Any routine reader of this blog will know I'm a fan of Exchange Traded Funds (ETFs). ETFs are fast becoming the world's most popular investment product. The king’s crown of most popular product still belongs to active mutual funds, but ETFs are on pace to dethrone them.
With rare exception, ETFs are far cheaper to own and have much lower tax drag than most active mutual funds. Most mutual funds are also sold for a commission by the largest sales force, the million or so stockbrokers in the US. The big brokerages (Merrill Lynch, Morgan Stanley, et al) along with the big active fund families (Fidelity, Dreyfus, et al) generally find ETFs are eating their lunch. The reasons are many; mostly indexed construction (eliminating typical fund underperformance); generally lower cost (sometimes by 40x lower); and better tax treatment (often zero declared taxable gain on a 1099). You can clearly see why a near wholesale shift is underway.
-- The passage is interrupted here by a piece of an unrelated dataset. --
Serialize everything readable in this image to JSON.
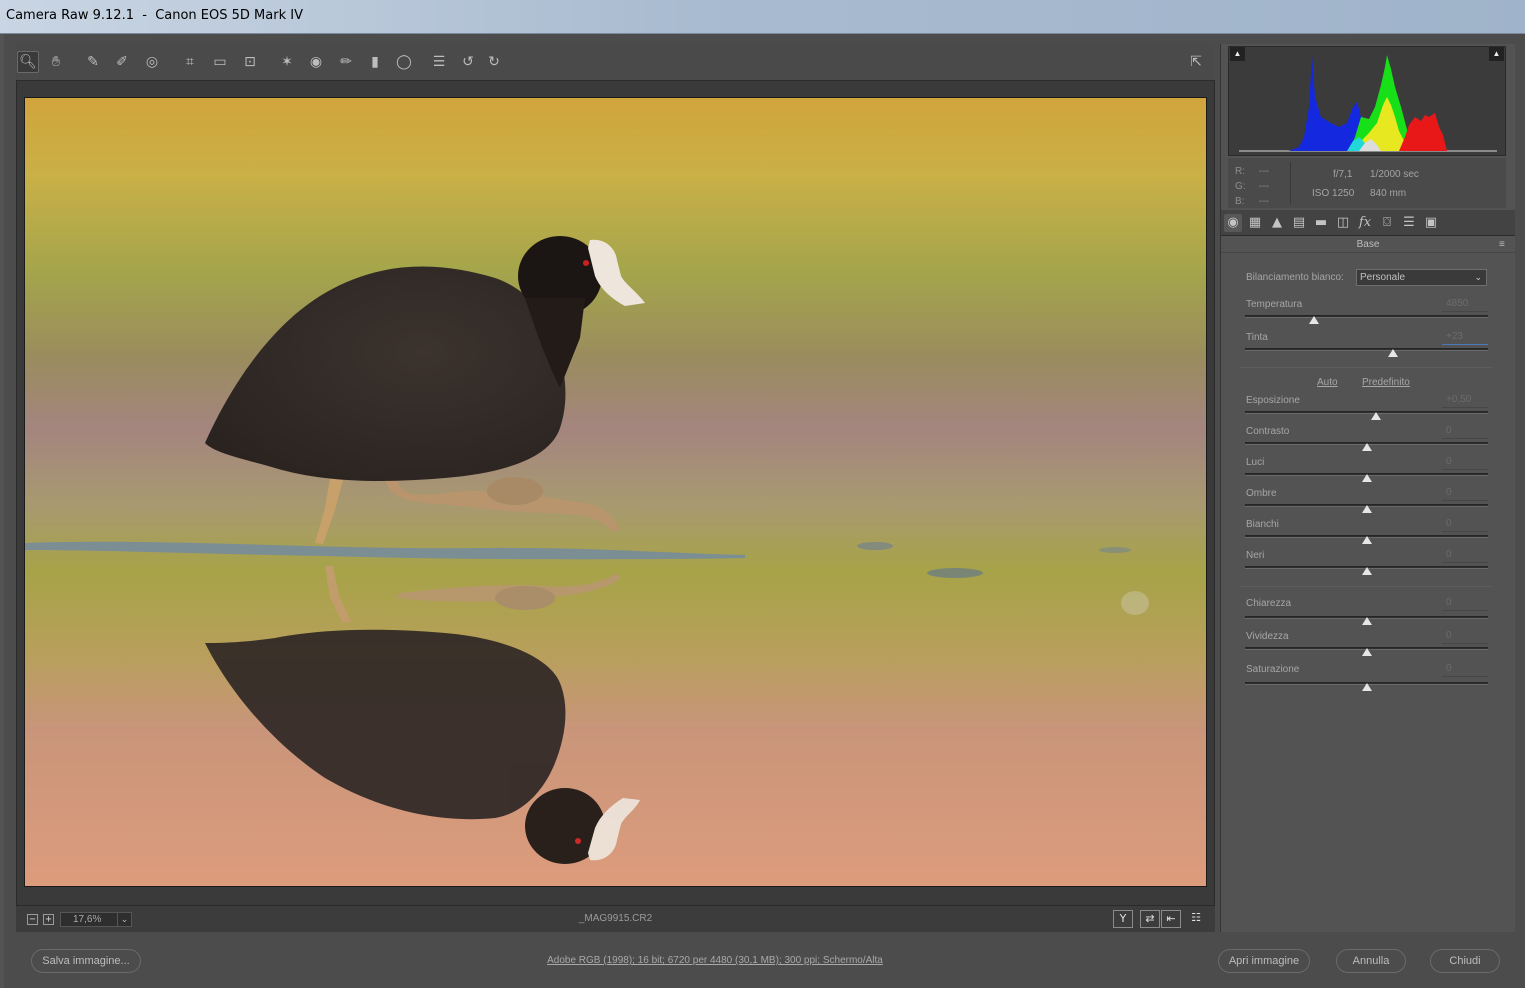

But this has not come without the typical gnashing of teeth, as you would expect from those being supplanted.
While ETFs have long been used as a strawman to saddle with blame for a myriad of the market's quirky behaviors, it's often sour grapes behind the motive to discredit ETFs in order to sow doubt. It is not general structural flaws with the ETF industry as many would love for you to believe. With volatility now spiking and some ETF involvement, you should now brace for an entirely new wave of writings attempting to hang the noose on ETFs. As with any misleading argument, there are typically threads of truth that are woven into an erroneous conclusion. There is plenty of evidence that newfangled leveraged and inverse ETFs have had some very surprising outcomes. Levered inverse VIX (volatility index) ETFs got obliterated in the recent spike in volatility. One was recently down 95% in just a few days. This probably spilled over into other areas. One whistleblower also filed a complaint last week claiming the VIX index is getting manipulated by traders reporting bogus stock option quotes that don’t get executed at that price, in order the skew perceptions of risk and the price of volatility. These forces seem unrelated to ETFs, but may have contributed to the near death experience of the VIX double inverse ETF.
But levered inverse ETFs are generally structured as futures funds. Any reasonable person would expect some danger. They generally bet against a particular index with 2x or 3x leverage. But if you're an over-confident novice who’s been shopping for ETFs by reading the performance column in the newspaper, you might have blindly bought the levered inverse VIX ETF because of a multi-year 40%+ annual rate of return. Chasing performance blindly can periodically blow up in one’s face.